Partes à descoberta dos mundos

e renasces em cada esquina mais

profundo que o sábio índio tribal.


Em Lisboa, não adormeces.


Vives, mesmo à noite, na claridade

do dia e caminhas na estrada do alvorecer

como se não houvesse morrer.


Assim és o citadino perfeito,

capaz de colocar no peito um cravo

ou uma rosa singela,

como se a felicidade, debruçada

da janela, desconhecesse

as dores da última caravela.


 


quarta-feira, 12 de setembro de 2012

Log out...


É assim que me sinto: desligada,

desconectada, apagada.

Nem o canto do pássaro (inexistente)

alimenta o despertar para a realidade da vida.

Podia, como o monge medieval, dormir

300 anos, e acordar como se ainda ontem

tivesse adormecido. Mas onde está a árvore?,

à sombra da qual o tempo se sustém.


Lisboa. Ruas, avenidas e praças. Viadutos modernos,

sem campos de trigo... Apetecia-me agora

fazer delete e apagar todas as palavras,

como à noite se apaga o sol da Vida.



domingo, 9 de setembro de 2012

Lusitânia


Motherland, o que é feito

do canto do pássaro que despertava

na manhã os teus guerreiros

de coragem firme e destemidos?


Vem Viriato, de novo,

ensinar a este Povo

que o jugo da opressão

resigna hoje toda a nação

a aceitar apenas como esmola

um simples pedaço de pão.



sábado, 8 de setembro de 2012

Fim de tarde


acontece sossegado.
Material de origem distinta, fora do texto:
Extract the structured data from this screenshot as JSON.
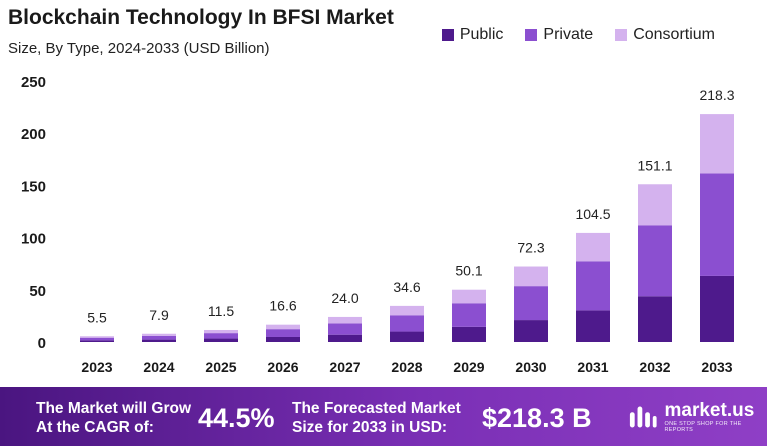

As árvores, em volta,

vão-se crestando de amarelo.

Será um outono suave?

Chegam-me da rua os murmúrios das crianças

e o som do trânsito na via rápida.

Diferentes percursos se atravessam, assim,

no meu pensamento: o perto que brinca feliz

e o longe que desconheço e é incerto.



sexta-feira, 7 de setembro de 2012

Velejador solitário


À vela, segue a minha embarcação

sem naufragar.

Os zéfiros comandam

e quando a aragem é branda

não é possível avançar.

Canseiras, desafios e incertezas

são a suma grandeza

deste caminho de velejador.

Não há cantos de sereias

nem deuses no Olimpo.

Não sou o herói Eneias

nem Gama descobridor.

Por isso a tal Índia a que não chego

é apenas uma pobre nação,

e minha alma é simples rochedo

para o cinzel da minha mão.





quinta-feira, 6 de setembro de 2012

De passagem


É fortuita e passageira

a caminhada na vida;

mas cada dia tem um novo gosto

e uma nova etapa acrescida.


Tempêro de orégãos

sustém na comida

o tal gosto pela vida.




terça-feira, 4 de setembro de 2012

O buscador


Procurar o fio de prumo para aferir

a linha vertical do voo das aves,

na penumbra de fim de tarde.


Procurar o livro que tenha as palavras

mais exatas

para iluminar o anoitecer.


Estas são as tarefas do buscador,

incapaz de vigilante tão só

desfiar o rosário das horas

e das dores até um novo dia nascer.


segunda-feira, 3 de setembro de 2012

Vaso de flores


Crisântemos, despedidas de verão,

que hei de plantar,

apenas para ver a nova estação a chegar.


Talvez que na morada dos Céus,

haja um vaso de rosmaninho

para Deus não se sentir tão sozinho.